Recensione de “Il capo del mondo” di Salvo Campisano: si può ridere della mafia?
Recensione de "Il capo del mondo" diretto e interpretato da Salvo Campisano, in uscita in tre sale per la

“Il capo del mondo” investe nel cinema
Può un regista siciliano di belle speranze ed alla ricerca affannosa di finanziamenti rifiutare una corposa offerta per produrre un film in territorio siculo? Certamente no… e se il denaro in questione proviene dal dichiarato tirapiedi di un boss mafioso? Allora ni…
Questo l’esordio de Il capo del mondo diretto da Salvo Campisano e prodotto da Green Film, in programmazione in sole tre sale esclusivamente il 23 maggio (Catania, Urbino e Pescara), per essere disponibile sulle principali piattaforme streaming dopo il 30.
Sottolineano i produttori che la pellicola é stata realizzata senza il minimo contributo governativo, registrando già da ora il tutto esaurito nei cinema sopracitati. La data di uscita non è assolutamente casuale, coincidendo con la giornata della legalità istituita in memoria di Giovanni Falcone.
Tornando alla trama: i fondi generosamente stanziati dallo scherano in nome e per conto del suo capo autorizzano il regista designato ad agire in totale autonomia? No, naturalmente: é costretto ad avvalersi dell’improbabile sceneggiatura scritta da un attempato spacciatore, nonché di una sgangherata troupe reclutata nella cerchia di Cosa nostra locale, del tutto all’oscuro di tecniche di lavorazione di un film. Né sfugge alla logica prevaricatrice dell’improvvisato produttore l’imposizione della colonna sonora, cantata in napoletano da un immancabile picciotto e completamente estranea alla vicenda e all’ambiente in cui si svolge.
Eppure quest’infinita serie di coercizioni non basta a disarmare il regista, perché é troppo innamorato del suo lavoro per arrendersi.
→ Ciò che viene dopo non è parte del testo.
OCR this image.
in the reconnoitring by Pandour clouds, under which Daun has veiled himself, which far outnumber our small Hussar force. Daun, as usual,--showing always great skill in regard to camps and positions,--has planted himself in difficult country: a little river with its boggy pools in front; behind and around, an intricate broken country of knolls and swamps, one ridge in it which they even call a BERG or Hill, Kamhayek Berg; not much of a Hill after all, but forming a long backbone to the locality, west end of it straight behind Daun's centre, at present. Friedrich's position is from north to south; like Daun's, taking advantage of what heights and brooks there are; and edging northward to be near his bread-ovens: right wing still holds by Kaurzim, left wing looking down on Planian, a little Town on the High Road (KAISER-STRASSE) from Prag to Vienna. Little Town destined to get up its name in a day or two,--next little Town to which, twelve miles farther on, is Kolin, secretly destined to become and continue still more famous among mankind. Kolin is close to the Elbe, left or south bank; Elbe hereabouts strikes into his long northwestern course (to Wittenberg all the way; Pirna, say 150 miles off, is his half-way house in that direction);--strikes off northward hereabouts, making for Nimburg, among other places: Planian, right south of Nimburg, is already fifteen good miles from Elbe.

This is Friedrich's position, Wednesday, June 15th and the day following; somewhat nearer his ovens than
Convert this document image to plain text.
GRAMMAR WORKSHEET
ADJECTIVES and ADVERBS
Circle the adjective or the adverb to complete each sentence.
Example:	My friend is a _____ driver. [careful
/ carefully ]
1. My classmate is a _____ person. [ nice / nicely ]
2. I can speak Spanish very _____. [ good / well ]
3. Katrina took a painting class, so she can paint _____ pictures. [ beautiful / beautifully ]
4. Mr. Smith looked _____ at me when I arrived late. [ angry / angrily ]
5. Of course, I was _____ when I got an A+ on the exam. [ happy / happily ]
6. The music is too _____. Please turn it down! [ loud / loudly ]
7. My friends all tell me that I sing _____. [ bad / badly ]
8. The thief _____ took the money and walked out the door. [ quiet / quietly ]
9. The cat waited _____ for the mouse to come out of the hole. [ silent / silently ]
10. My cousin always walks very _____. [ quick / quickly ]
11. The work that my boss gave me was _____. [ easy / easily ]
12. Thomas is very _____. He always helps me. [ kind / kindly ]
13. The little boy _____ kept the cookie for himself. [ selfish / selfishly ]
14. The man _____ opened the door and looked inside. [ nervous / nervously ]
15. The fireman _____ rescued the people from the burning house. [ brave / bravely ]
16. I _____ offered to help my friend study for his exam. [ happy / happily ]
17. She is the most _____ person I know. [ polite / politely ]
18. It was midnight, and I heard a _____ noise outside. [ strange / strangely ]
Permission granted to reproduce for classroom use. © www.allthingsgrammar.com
Salvo portare a termine il film in maniera autonoma quando l’ingerenza mafiosa avrà raggiunto un livello intollerabile per la sua coscienza.
Si può ridere della mafia?
A questa pellicola non sono estranei echi de La mafia uccide solo d’estate di Pif, ormai un autentico cult nel genere, nonché di Boris – tanto la serie quanto il film – nella demenzialità di molte situazioni. Si eccepirà che Cosa nostra di per sé non è argomento esilarante, ma Campisano, come lo stesso Pif del resto insegna, dimostra che ridicolizzare un nemico mortale contribuisce a demolirlo dalle fondamenta, soprattutto quando se ne svela impietosamente il becero volto subculturale che costituisce la sua caratteristica più saliente.
Un finto documentario
Il capo del mondo é stato realizzato interamente con la tecnica del finto documentario – o mockumentary per chi preferisce gli anglicismi – utilizzando un montaggio molto serrato e ricco di piani sequenza che veridicamente riproducono le tre fasi di lavorazione di una pellicola cinematografica.
Campisano, anche protagonista, é più che convincente. Ma meritevole di menzione é Turi Condorelli nei panni dello sgherro del boss (attenzione alla rivelazione finale che qui non si anticipa): nel fisico un Joe Pesci con qualche decennio in meno sulle spalle, di cui mutua con successo movenze recitative che richiamano alla memoria il Tommy di Quei bravi ragazzi.
Il cinema indipendente é ben vivo e prodotti come questo ne sono una gradita conferma.